Risks of Replacement Cost Coverage
Due to the fluctuating nature of replacement value, it’s important to annually review your policy to ensure you’re still fully covered. Whenever you do any work on your home to upgrade or improve any of its structural components, you should give your insurer a call to let them know. Making these kinds of changes can increase the value of your home, thereby increasing its estimated replacement cost. It’s also important to regularly update yourself on the current market conditions for your area, because any increases in labor, material, or transportation costs will directly affect the replacement value of your home. Some policies offer inflation clauses that will automatically adjust the coverage amount and premiums you pay when construction costs change. That’s the safest way to ensure you’re always fully covered.
What is Market Value Coverage?
The market value of your home is the amount that it would sell for if you put it on the market today—including the current condition of its structure and the value of the land it’s on. Your home’s market value is different than its replacement cost in that it considers additional factors beside the material and labor costs of repairing or rebuilding your home. These factors include the school district the home falls within, crime statistics of the local area, and the number of similar homes that are available in the area. The market value also considers the value of the land itself.
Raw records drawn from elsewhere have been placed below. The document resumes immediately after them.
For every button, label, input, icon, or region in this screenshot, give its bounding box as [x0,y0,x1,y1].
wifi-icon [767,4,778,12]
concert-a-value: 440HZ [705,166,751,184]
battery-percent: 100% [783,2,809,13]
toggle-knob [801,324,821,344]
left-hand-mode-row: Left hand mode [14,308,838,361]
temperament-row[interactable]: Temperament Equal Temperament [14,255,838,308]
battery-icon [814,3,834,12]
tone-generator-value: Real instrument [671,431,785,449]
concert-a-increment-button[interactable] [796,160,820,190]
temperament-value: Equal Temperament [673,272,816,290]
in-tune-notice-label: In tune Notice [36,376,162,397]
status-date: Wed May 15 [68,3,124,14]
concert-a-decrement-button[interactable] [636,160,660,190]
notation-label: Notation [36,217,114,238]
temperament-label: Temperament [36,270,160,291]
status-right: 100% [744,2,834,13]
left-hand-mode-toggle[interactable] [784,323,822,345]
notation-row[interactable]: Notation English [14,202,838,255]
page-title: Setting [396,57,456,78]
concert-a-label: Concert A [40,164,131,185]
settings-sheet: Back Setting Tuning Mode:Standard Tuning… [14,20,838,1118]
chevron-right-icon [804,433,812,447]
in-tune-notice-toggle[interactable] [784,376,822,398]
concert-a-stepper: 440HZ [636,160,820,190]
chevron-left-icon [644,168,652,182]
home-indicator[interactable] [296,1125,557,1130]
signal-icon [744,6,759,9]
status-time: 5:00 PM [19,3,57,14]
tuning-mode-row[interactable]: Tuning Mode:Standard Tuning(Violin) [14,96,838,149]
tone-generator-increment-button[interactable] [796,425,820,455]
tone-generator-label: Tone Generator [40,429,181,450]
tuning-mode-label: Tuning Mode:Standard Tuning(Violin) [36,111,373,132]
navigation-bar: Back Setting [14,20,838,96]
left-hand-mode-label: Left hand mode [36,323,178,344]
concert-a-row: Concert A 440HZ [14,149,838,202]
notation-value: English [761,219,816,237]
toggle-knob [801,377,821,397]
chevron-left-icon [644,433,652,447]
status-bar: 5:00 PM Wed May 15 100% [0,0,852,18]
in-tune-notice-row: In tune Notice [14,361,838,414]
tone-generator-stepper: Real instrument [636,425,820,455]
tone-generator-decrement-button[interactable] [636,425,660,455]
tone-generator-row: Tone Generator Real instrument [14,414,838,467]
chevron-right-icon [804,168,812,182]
Benefits of Market Value Coverage
Generally speaking, insuring the market value of a home is usually less than insuring its replacement cost. That’s one of the most appealing benefits to new homeowners. For this reason, insuring your home’s market value may be most practical for your needs. If you live in an older home, the cost of rebuilding its artisanal woodwork or masonry may be incredibly high compared to the amount you paid for the house. This is because today’s market doesn’t use the same materials as were previously used, so it’s more expensive to get those materials, and you need to contract a specialist to do the work because it’s outside the scope of modern general labor. For a home like this, a replacement cost policy would have much higher premiums than a market value policy.
Risks of Market Value Coverage
The biggest risk of market value coverage is simply that you may not have complete coverage on your home. Consider the scenario that you purchase your home for $200,000, but the actual cost to rebuild the home from the ground up is $250,000. If your home is damaged beyond repair, you’ll be out $50,000 if you take out a homeowner’s insurance policy for the home’s market value. This means that should a fire, flood, or other disaster destroys your home, your insurance would only provide $200,000 toward the repair of your home. If your family didn’t have that kind of money to shell out on the spot, you’d have to rebuild a home that was less expensive than the one you had before.